Union's schtick is kind of like those old Chinese restaurant menus where you picked one dish from column A and one from column B. At Union the menu is designed for a complete meal to be one appetizer, one pasta, one main dish and one dessert which you can get for $50. You can stray from the plan, but they don't encourage it.
I chose a geoduck with cucumber, radish, salmon roe and horseradish appetizer; potato gnocchi with lobster and bacon; veal sweetbreads with morrel mushrooms, garlic spears and turnips; and a frozen chocolate pate with pistachio brittle and cherry soup. I neglected to make a note of the wine I ordered, but the glass came with a little carafe of extra which was much appreciated.

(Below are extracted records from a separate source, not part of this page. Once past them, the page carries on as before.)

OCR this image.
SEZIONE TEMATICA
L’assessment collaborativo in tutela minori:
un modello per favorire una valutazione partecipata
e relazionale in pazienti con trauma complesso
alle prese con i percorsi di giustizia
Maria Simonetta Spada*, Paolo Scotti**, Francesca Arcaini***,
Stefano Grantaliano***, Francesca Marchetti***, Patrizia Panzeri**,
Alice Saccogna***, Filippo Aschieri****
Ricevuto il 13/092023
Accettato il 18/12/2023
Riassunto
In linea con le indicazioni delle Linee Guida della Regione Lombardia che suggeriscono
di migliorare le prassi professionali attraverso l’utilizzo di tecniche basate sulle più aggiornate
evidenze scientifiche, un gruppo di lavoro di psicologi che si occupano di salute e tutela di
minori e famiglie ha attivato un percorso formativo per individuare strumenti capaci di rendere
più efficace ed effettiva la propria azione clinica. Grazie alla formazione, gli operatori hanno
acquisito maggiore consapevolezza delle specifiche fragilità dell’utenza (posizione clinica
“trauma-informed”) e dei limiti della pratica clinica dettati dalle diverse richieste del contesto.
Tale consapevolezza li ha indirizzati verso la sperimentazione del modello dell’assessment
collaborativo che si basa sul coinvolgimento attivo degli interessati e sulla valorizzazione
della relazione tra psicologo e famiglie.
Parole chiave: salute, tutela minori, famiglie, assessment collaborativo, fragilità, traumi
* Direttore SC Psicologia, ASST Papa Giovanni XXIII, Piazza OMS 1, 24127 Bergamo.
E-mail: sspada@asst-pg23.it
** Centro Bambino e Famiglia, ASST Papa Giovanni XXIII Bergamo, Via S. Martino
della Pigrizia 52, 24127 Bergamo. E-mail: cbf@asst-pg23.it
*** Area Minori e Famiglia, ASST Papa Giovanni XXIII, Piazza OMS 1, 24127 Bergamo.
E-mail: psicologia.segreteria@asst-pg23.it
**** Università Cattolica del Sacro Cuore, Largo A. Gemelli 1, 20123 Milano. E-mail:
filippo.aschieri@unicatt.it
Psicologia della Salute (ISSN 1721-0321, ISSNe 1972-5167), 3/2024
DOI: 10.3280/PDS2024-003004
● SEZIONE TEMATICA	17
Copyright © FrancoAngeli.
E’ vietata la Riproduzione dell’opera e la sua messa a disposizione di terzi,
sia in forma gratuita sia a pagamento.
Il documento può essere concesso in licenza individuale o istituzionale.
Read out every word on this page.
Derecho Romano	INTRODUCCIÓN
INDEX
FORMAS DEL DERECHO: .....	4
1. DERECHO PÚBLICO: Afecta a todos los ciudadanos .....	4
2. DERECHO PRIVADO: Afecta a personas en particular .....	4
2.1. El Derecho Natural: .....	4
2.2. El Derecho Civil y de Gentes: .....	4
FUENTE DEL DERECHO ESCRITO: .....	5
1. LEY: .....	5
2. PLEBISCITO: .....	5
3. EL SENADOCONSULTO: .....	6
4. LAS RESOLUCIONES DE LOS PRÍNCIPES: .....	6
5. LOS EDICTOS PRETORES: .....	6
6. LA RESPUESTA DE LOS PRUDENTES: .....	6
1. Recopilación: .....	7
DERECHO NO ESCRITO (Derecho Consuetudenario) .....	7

Unlike Shiro's preparation of bite-sized chunks, the geoduck came in shaved paper-thin slices piled up and shingled with rounds of radish and cucumber, topped with roe and sprinkled with grated bits of horseradish. The geoduck was pretty mild and the flavor only came out in a lingering aftertaste. The forward flavors were the cucumber and radish so, as you might imagine, it was a pretty understated dish. The roe provided the dish's salt so you had to try to get a bit in each forkful to make the flavors come out right. A bit of the broth, which I think also had cucumber and geoduck in it helped to blend flavors together as well. It was a pleasant enough dish, but, for me, it didn't really come together into a coherent whole.
I had the same problem with the gnocchi. The gnocchi itself was nicely prepared--light, fluffy and with a nice potato flavor, and the lobster was soft and the bacon crispy, but I didn't get any synergy that elevated the dish above those three, admittedly very nice, components. There was a sauce, based on lobster-stock I think, that helped tie things together, but it didn't stick to the gnocchi so it mainly stayed in a puddle on the plate.
Now the sweetbreads really worked for me. On Top Chef a few weeks back one of the chefs said that sweetbreads, prepared well, were like chicken nuggets, a statement that caused some skeptical comments on a discussion board I was reading. But not a bad comparison, really. The photo here is pretty lousy--the sun had set at this point and I didn't have enough ambient light--but that's a pile of deep-fried chunks of sweetbread you're looking at and a chicken nugget's not far off, although they were a bit softer and gamier. The sweetbreads by themselves were a bit too spicy and salty due to their breading, but they were balanced by the wine reduction sauce and brightened the flavors of the vegetables. The turnip was nicely cooked, retaining some firmness and flavor. The garlic spears were slightly on the raw side of al dente, but not really undercooked to my tastes. It was quite rich so the small serving size was about right.
Finally, the frozen chocolate pate'. The picture didn't come out at all, but you can kind of make out a rectangular slice in the middle of bowl. This was actually milk chocolate mouse coated with a bit of ganache and frozen so it could be sliced. It was served in a pool of cherry soup and topped with a big chunk of pistachio brittle which you can see stretching into the upper right corner of the picture. You can see, I think, that it was huge and unwieldy. I couldn't break the thing and I wasn't willing to pick it up and gnaw on it so it just sat there. The flavors and textures here were disappointingly single-note and familiar--all very Whitman's sampler. The temperature was different, but not any real improvement I thought. I suppose the pate presentation was interesting, but like the caviar pie I had the previous night, a cute presentation doesn't improve the flavor. Not that the flavors here were bad, they just weren't anything special.
And that would have to be my reaction to the meal as a whole. Nothing was bad, but nothing knocked me out either. The gnocchi and pate were too straightforward for my tastes, the geoduck a bit scattered and the sweetbreads a bit heavy. I think if I were in Seattle longer (and could afford another $80 meal) I'd want to go back and try some of the other menu items to tell for sure, but maybe Union's approach just isn't for me.